The generated task system (--generated) is the forward path for scaling task coverage without manually curating each task. It reads a generated_tasks.json file produced by an external generator (TinyTroupe in the current integration) and materializes criterion functions from a criteria_specs declarative format. This lets the task count grow proportionally to the harness's capability surface without requiring manual criterion engineering for every new scenario.

The regression harness is the instrument that makes all other measurement meaningful. Without it, “did this change help?” is answered by intuition. With it, the question has a number — and the number is comparable across every change ever made to the harness.

What the Literature Leaves Open

Three papers from the harness’s lit-review corpus speak directly to the eval suite’s design.

The Judge Reliability Harness (2603.05399) is an open-source library that constructs validation suites to stress-test LLM judges across binary judgment accuracy and ordinal grading. Its central finding: “no judge was found to be uniformly reliable across all benchmarks,” with meaningful sensitivity to text formatting, paraphrasing, verbosity, and label flipping. The eval_suite.py task registry is implementing this exact pattern for WIGGUM rather than for arbitrary judges — the T_A–T_H task battery is a judge reliability harness applied to the harness’s own evaluator.

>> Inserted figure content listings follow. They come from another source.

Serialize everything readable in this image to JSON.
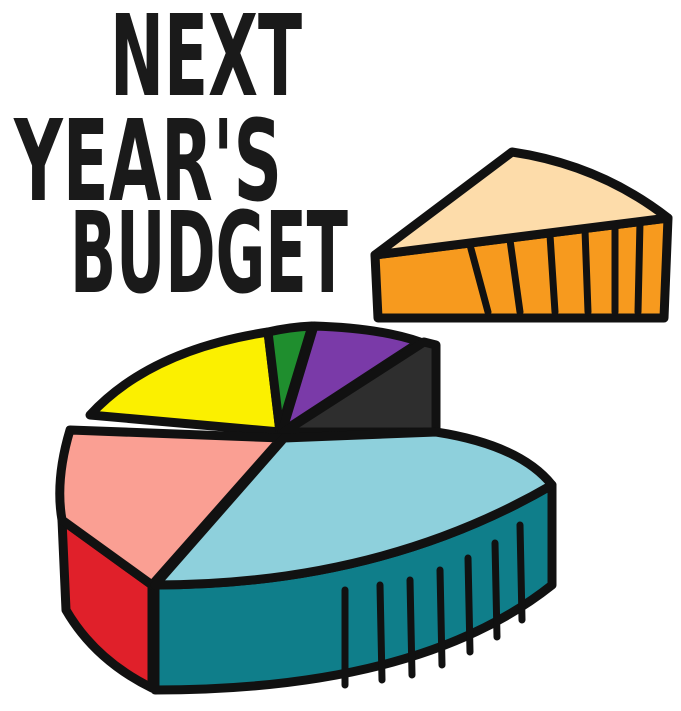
{
  "title": {
    "lines": [
      "NEXT",
      "YEAR'S",
      "BUDGET"
    ]
  }
}
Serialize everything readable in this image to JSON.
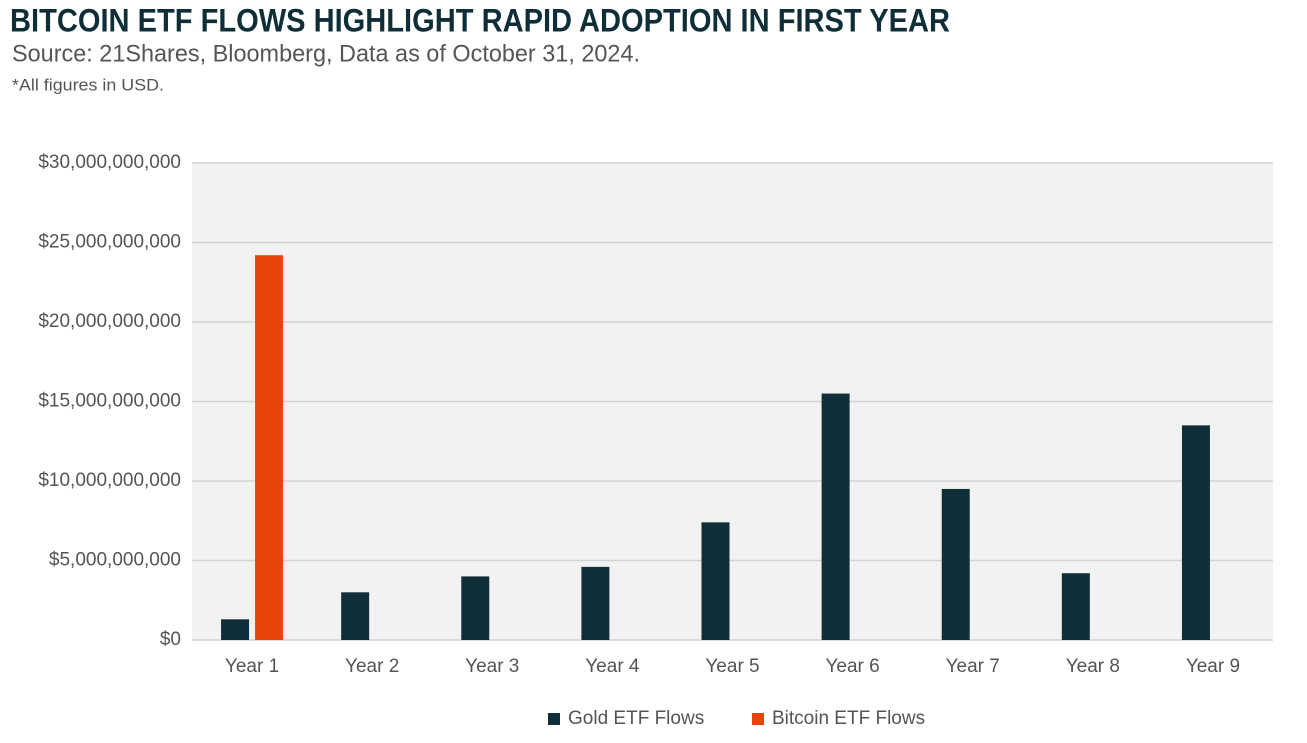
{
  "chart_data": {
    "type": "bar",
    "title": "BITCOIN ETF FLOWS HIGHLIGHT RAPID ADOPTION IN FIRST YEAR",
    "subtitle": "Source: 21Shares, Bloomberg, Data as of October 31, 2024.",
    "note": "*All figures in USD.",
    "categories": [
      "Year 1",
      "Year 2",
      "Year 3",
      "Year 4",
      "Year 5",
      "Year 6",
      "Year 7",
      "Year 8",
      "Year 9"
    ],
    "series": [
      {
        "name": "Gold ETF Flows",
        "color": "#0f2e38",
        "values": [
          1300000000,
          3000000000,
          4000000000,
          4600000000,
          7400000000,
          15500000000,
          9500000000,
          4200000000,
          13500000000
        ]
      },
      {
        "name": "Bitcoin ETF Flows",
        "color": "#e8440a",
        "values": [
          24200000000,
          null,
          null,
          null,
          null,
          null,
          null,
          null,
          null
        ]
      }
    ],
    "ylim": [
      0,
      30000000000
    ],
    "yticks": [
      {
        "value": 0,
        "label": "$0"
      },
      {
        "value": 5000000000,
        "label": "$5,000,000,000"
      },
      {
        "value": 10000000000,
        "label": "$10,000,000,000"
      },
      {
        "value": 15000000000,
        "label": "$15,000,000,000"
      },
      {
        "value": 20000000000,
        "label": "$20,000,000,000"
      },
      {
        "value": 25000000000,
        "label": "$25,000,000,000"
      },
      {
        "value": 30000000000,
        "label": "$30,000,000,000"
      }
    ],
    "grid": true
  }
}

JuStRank (2412.09569) conducts the first large-scale study of LLM judges as system rankers rather than instance evaluators. It validates that aggregating judgment scores over multiple outputs produces a meaningful system-level quality signal distinct from per-instance scoring. This is exactly what score_suite() does: aggregate WIGGUM scores across T_A, T_B, T_C (and optionally T_D, T_E) to produce a single scalar representing harness-wide quality. The paper’s methodology also identifies judge bias toward specific systems as a separate concern from per-instance accuracy — an unaddressed risk if the same evaluator model is used in both production runs and eval suite runs.

Conformal Prediction for LLM-as-a-Judge (2509.18658) proposes constructing prediction intervals from a single evaluation run rather than reporting scalar scores. As documented in the autoresearch convergence post, the composite score’s baseline is a point estimate that can be set by a single lucky run (grounded=8, specificity=9), creating a threshold that subsequent experiments can rarely beat. Interval-valued composite scores would make the keep/discard threshold stochastically aware.

Open question: Should score_suite() return (mean, lower, upper) using conformal intervals over eval-n runs rather than a scalar, and should the autoresearch keep rule be “new interval strictly above old interval” rather than “new scalar > baseline + 0.1”?